CREdO Projects

NC State is currently implementing three projects focused on African Indigenous Vegetables (AIV) value chain in Kenya under its Connecting Research, Education, and Outreach (CREdO) framework with the overarching aim of increasing agricultural innovation and economic development in rural communities.

Solar Cold Storage Design for Reliable Supply of African Indigenous Vegetables (AIV) Orange- Fleshed Sweet Potato (OFSP) in Kenya

The project, funded by USDA-FAS, aims to establish the economic viability of a large-scale, solar-powered storage facility as well as container style solar powered cold storage facility to provide year-round supply of quality OFSP roots to major fresh root markets and processors in Nairobi, Kenya.

This is a proof-of-concept project for designing completely off-the-grid and battery free solar powered cold storage, providing technical assistance for site selection of cold storage installation, and training local operators for its usage. Its off-grid feature is very crucial for places that are plagued by unreliable power supply but still need reliable cold storage solutions for agriculture produce.

International Potato Center (CIP) located in Nairobi and Agricontrol Technologies (ACT/BTU) located in the US are providing technical backstopping for the project and developing the training modules. ACT/BTU has provided their industry expertise, especially technical specifications, that are pertinent for sweet potato storage, to the manufacturer. In addition to sharing their expertise they will also be supplying the manufacturer with 3 units of US manufactured sensors that will be used in the cold storage units.

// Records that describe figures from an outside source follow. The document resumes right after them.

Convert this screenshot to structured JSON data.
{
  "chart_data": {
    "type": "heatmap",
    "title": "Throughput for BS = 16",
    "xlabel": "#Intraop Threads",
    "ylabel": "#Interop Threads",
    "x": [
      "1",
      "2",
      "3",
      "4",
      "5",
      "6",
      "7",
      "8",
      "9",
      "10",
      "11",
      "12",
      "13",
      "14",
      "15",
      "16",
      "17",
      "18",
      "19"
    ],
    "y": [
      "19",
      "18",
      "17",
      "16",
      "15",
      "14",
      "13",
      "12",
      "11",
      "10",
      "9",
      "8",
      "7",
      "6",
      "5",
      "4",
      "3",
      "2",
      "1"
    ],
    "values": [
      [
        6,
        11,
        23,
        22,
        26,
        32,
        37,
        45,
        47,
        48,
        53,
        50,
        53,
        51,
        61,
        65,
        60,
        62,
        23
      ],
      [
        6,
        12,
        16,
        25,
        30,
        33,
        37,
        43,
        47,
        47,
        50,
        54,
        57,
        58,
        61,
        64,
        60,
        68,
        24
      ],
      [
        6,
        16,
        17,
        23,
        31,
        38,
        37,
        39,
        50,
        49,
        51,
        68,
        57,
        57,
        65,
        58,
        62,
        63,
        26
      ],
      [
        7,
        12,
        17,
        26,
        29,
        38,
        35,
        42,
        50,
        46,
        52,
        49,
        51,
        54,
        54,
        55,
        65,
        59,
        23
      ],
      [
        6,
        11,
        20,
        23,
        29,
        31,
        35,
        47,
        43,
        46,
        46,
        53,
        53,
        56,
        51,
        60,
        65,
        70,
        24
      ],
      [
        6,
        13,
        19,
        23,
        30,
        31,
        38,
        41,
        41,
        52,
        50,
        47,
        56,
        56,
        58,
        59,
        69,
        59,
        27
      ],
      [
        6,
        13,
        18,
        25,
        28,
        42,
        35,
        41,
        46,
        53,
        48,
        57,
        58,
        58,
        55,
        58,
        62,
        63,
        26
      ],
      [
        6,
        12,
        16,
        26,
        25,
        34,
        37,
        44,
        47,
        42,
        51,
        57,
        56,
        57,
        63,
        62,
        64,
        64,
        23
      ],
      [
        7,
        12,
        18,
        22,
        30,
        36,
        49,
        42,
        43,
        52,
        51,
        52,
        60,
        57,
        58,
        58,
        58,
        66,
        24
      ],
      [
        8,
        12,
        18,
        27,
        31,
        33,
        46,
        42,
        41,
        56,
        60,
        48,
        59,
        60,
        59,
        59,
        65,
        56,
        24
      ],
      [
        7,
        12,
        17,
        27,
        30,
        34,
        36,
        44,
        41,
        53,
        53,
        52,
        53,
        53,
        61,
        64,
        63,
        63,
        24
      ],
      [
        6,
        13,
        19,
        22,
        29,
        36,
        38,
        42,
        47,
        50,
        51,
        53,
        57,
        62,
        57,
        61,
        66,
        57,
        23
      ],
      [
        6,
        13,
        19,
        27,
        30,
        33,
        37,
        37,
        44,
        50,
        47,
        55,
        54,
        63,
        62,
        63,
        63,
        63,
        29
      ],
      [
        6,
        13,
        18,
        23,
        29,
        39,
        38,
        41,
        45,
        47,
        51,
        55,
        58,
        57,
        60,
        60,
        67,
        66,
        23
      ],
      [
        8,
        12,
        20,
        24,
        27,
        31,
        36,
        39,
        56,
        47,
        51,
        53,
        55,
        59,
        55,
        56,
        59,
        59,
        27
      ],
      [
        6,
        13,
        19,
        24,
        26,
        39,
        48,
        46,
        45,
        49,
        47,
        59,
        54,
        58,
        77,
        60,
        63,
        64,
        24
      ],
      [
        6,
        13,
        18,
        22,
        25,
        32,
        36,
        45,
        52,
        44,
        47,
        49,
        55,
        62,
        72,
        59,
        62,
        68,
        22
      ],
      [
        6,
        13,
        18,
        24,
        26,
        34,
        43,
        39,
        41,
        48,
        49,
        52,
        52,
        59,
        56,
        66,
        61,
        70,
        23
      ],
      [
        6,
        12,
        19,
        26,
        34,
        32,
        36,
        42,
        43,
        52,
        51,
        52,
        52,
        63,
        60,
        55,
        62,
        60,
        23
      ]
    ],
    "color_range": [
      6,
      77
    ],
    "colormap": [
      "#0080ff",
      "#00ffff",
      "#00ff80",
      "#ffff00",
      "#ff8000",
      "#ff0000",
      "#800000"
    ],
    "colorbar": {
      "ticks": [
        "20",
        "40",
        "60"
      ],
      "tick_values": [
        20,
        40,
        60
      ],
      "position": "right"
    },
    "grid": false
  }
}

Solar Powered Cold Storage Deployment in Kenya

This USDA-FAS funded project will facilitate the purchase and installation of two solar powered cold storage, developed through the Solar Cold Storage Design – proof of concept project, with the goal of using them for storing sweet potato, African Indigenous Vegetables (AIVs), onions, and any other economically important crops. For this project, NC State is working with Kenya Agricultural and Livestock Research Organization (KALRO) who will help with identifying local partners for managing and operating the cold storage facilities and test two modes of operation of the facilities.

NC State and KALRO will work with producers and growers’ associations in the Kisii and Kakamega counties to ensure supply of sweet potato roots, onions, and AIVs for further processing and/or fresh consumption. In addition to improving shelf life and quality of root qualities, having access to cold storage containers will open up multiple market opportunities for local growers. Produce aggregated at the units will provide supply of OFSP, AIVs, and other vegetables to the school meal programs in the two counties, creating a new market for their produce in the locations. Additionally, they will be able to aggregate their produce either individually or through growers’ association to sell to wholesalers or urban markets at a higher prices. Alternatively, they could also sell their products to be processed into value added products, resulting in higher income for growers. The facilities can also be used to store other economically important agriculture products such as onions and imported agriculture products.

NC State faculty members have already visited Kenya once to explore the two sites where the cold storage units will be installed and met with KALRO teams who will be assisting with managing and operating the cold storage facilities. You can read more about the trip here.


Enhancing Productivity, Post-Harvest Management and Market Access of African Indigenous Vegetables (AIV) in Kenya

This USAID funded project aims to increase productivity, reduce post-harvest losses and enhance market access of AIVs for improved livelihoods of value chain actors, specifically smallholder women and youth farmers.

The project team based in Kenya and the US will (i) establish, quantify and address critical sources of pre-harvest losses within the value chain to increase AIVs productivity; (ii) enhance post-harvest management, value addition and safety of AIVs to improve nutrition and dietary diversification in rural and urban households; (iii) strengthen linkages to input and output markets for smallholder farmers, specifically women and youths, and; (iv) build capacity for smallholder farmers and cooperatives on climate-smart technologies, innovations and management practices.

The project will be implemented in Kisii and Kakamega counties, where AIVs are an important enterprise for women. The project will build the capacity of local personnel by training graduate students and key stakeholders and increase incomes for smallholder women farmers and improve nutrition security for Kenyan households.